Samui Wining & Dining
Signature Dish

The Farmer Restaurant & Bar, set amidst Samui's only rice paddy, is renowned for its curries.


19Eating at The Farmer is not just a meal. It’s an excursion. Here, you get to experience your meal in the making – literally, as the restaurant sits amid a rice paddy which produces enough rice to supply the menu. The Farmer has 16 rai of land in Ban Tai just off the ring-road along Samui's northern shore – most of which is under paddy. As with most of Thailand's rice, jasmine is the variety grown here, and they harvest twice a year.

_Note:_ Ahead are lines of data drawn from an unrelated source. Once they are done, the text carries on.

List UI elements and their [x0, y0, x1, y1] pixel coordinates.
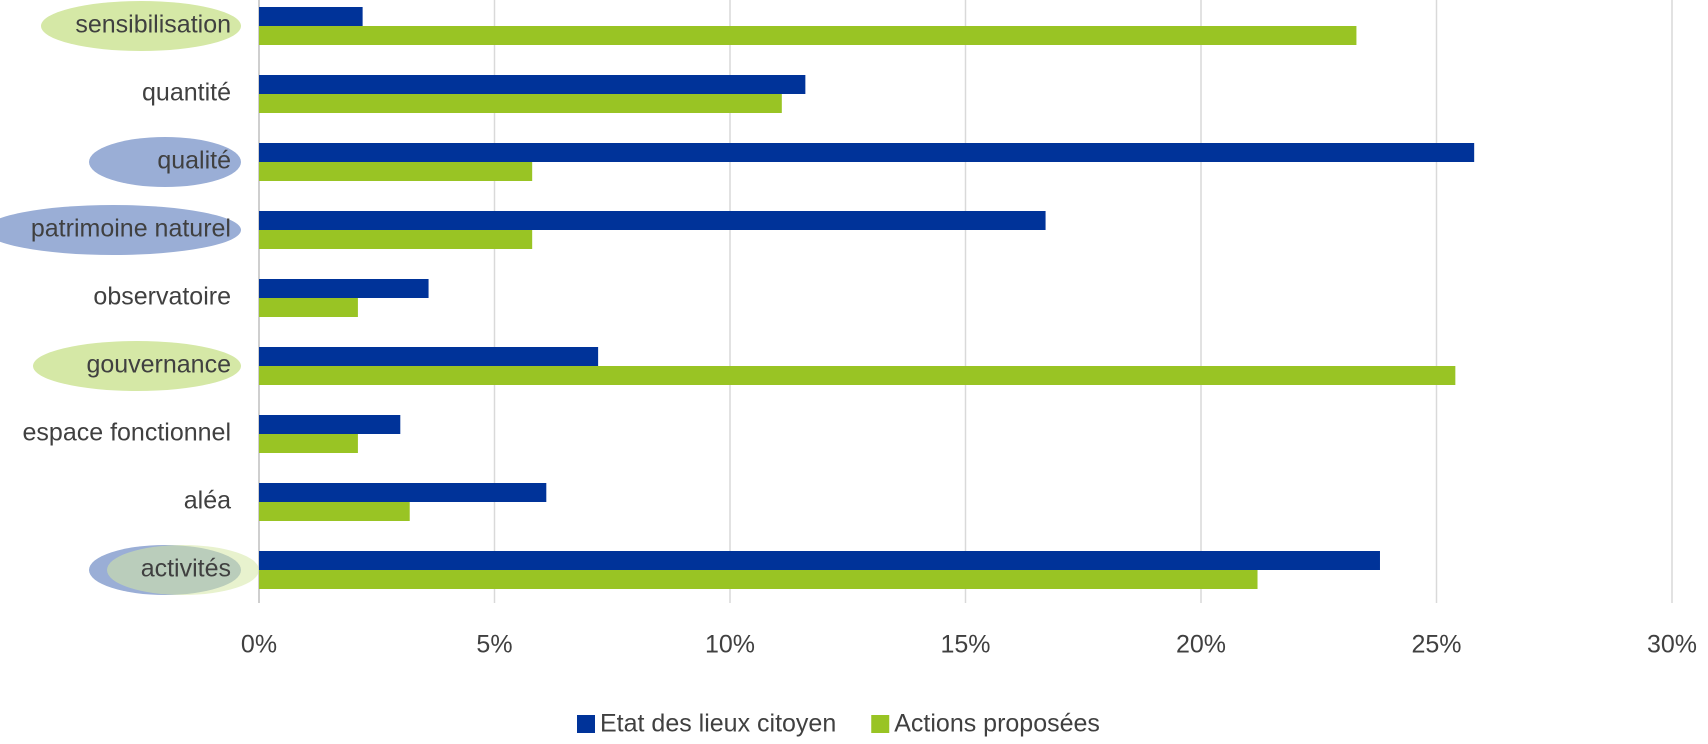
label-highlight [107, 545, 259, 595]
bar [259, 26, 1357, 45]
legend-label: Etat des lieux citoyen [600, 710, 836, 738]
bar [259, 502, 410, 521]
bar [259, 551, 1380, 570]
bar [259, 7, 363, 26]
y-tick-label: sensibilisation [75, 11, 231, 39]
x-tick-label: 30% [1647, 631, 1697, 659]
label-highlight [89, 137, 241, 187]
y-tick-label: observatoire [93, 283, 231, 311]
y-tick-label: espace fonctionnel [23, 419, 231, 447]
y-tick-label: qualité [157, 147, 231, 175]
x-tick-label: 20% [1176, 631, 1226, 659]
y-tick-label: aléa [184, 487, 231, 515]
bar [259, 298, 358, 317]
bar [259, 211, 1046, 230]
y-tick-label: patrimoine naturel [31, 215, 231, 243]
label-highlight [41, 1, 241, 51]
bar [259, 143, 1475, 162]
y-tick-label: gouvernance [86, 351, 231, 379]
x-tick-label: 0% [241, 631, 277, 659]
x-tick-label: 5% [476, 631, 512, 659]
legend-swatch [577, 715, 595, 733]
y-tick-label: activités [141, 555, 231, 583]
bar [259, 75, 806, 94]
label-highlight [0, 205, 241, 255]
bar [259, 434, 358, 453]
bar [259, 279, 429, 298]
y-tick-label: quantité [142, 79, 231, 107]
bar [259, 347, 599, 366]
bar [259, 570, 1258, 589]
bar [259, 483, 547, 502]
bar [259, 230, 533, 249]
bar [259, 94, 782, 113]
label-highlight [33, 341, 241, 391]
legend-label: Actions proposées [894, 710, 1100, 738]
legend-swatch [871, 715, 890, 733]
x-tick-label: 25% [1411, 631, 1461, 659]
bar [259, 162, 533, 181]
bar [259, 415, 401, 434]
x-tick-label: 15% [940, 631, 990, 659]
bar [259, 366, 1456, 385]
x-tick-label: 10% [705, 631, 755, 659]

      In case you’re wondering, the rice is not the signature dish, but it is worthy of a mention. As the main accompaniment to the establishment’s famous curries, the rice here is not only tasty, but pretty too. As rice is such a feature at The Farmer, it comes standard with meals, and isn't charged extra. And this is no ordinary rice. No, here you don't get run-of-the-mill steamed white rice, but five herb-flavoured varieties neatly packaged in banana-leaf parcels and steamed. It makes quite a colourful accompaniment – there's original white, yellow turmeric, purple butterfly-flower infused, red rosella, and a green one coloured and flavoured with pandan leaf.

      As fancy as the rice is, the curries are what bring customers to The Farmer. The restaurant doesn’t use curry paste from the market. According to owner, Khun Lek, her recipes have been passed down in the family for

generations, and they are ‘top secret’, she says with a chuckle. Most dishes on the menu are traditional Thai, but some have the option of an unusual twist. Take the massaman curry for example – the signature dish. There’s the more common chicken version, but also a few variations you’re not likely to see elsewhere. The beef massaman is made with Kobe wagyu beef, and there’s a Phuket lobster option too, which looks very impressive as a whole lobster emerges from the sauce and takes over the plate.

      But it’s the lamb shank massaman that stands out from the ‘sea of massamans’ available on Samui. A whole lamb shank is slow roasted and simmered in Khun Lek’s famous sauce. Rather than pieces of potato usually served in the curry, with this lamb version a soft, buttery mash sits on the plate, and then the fall-off-the-bone shank is placed on top and coated with the thick, rich massaman sauce. The portions are generous too, so come hungry. And even if you’re full, you won’t be able to leave any behind. Khun Lek says that customers always ask to take the rest home, as it’s too good to waste.

       Now while she holds tightly on to the family’s secret recipe, she did reveal a few aspects of the lamb massaman, if you’re after a few pointers. Firstly, imported lamb from New Zealand is used, as lamb is not a common ingredient in Thai recipes. She doesn’t use any MSG in her recipes – and how could she, with a recipe that’s been in the family long before MSG made its mark on the lazy cook’s flavouring list? She also believes in using organic ingredients wherever possible, as they’re not only tastier, but healthier too. But that’s all she’s revealing about her sauce.

         It has just the right amount of heat too. The recipes are not toned down in flavour for the Western palate. But, should you want a milder version, just ask, and the only ingredient that will be altered from the authentic Thai version is the amount of chilli used. Massaman is the mildest of the Thai curries, so it’s a good introduction for those not yet used to the spice of Thai food. The green curry is equally as good, with its crisp, fresh heat and distinctive flavour. For vegetarians, let the kitchen whip up a vegetable and tofu green curry, which is particularly good.

         You’ll often find Khun Lek in the kitchen at The Farmer, where she acts as ‘quality controller’. She’s quite particular about the standard of food, and rightly so, as The Farmer has won several awards since it opened.

         And while you’re enjoying your ‘secret recipe’ massaman curry, you can enjoy the elegant furnishings as well. Khun Lek has an eye for style and a taste for Balinese furnishings (she owns a home and a business in Bali too), which fits in perfectly with the paddies outside.

         And if the quest for the perfect massaman curry is too far for you to travel, not to worry, as the restaurant offers a free transfer service from the Nathon to Bophut areas. Guests staying beyond this, pay only 300 baht per trip for up to 10 people in the minivan.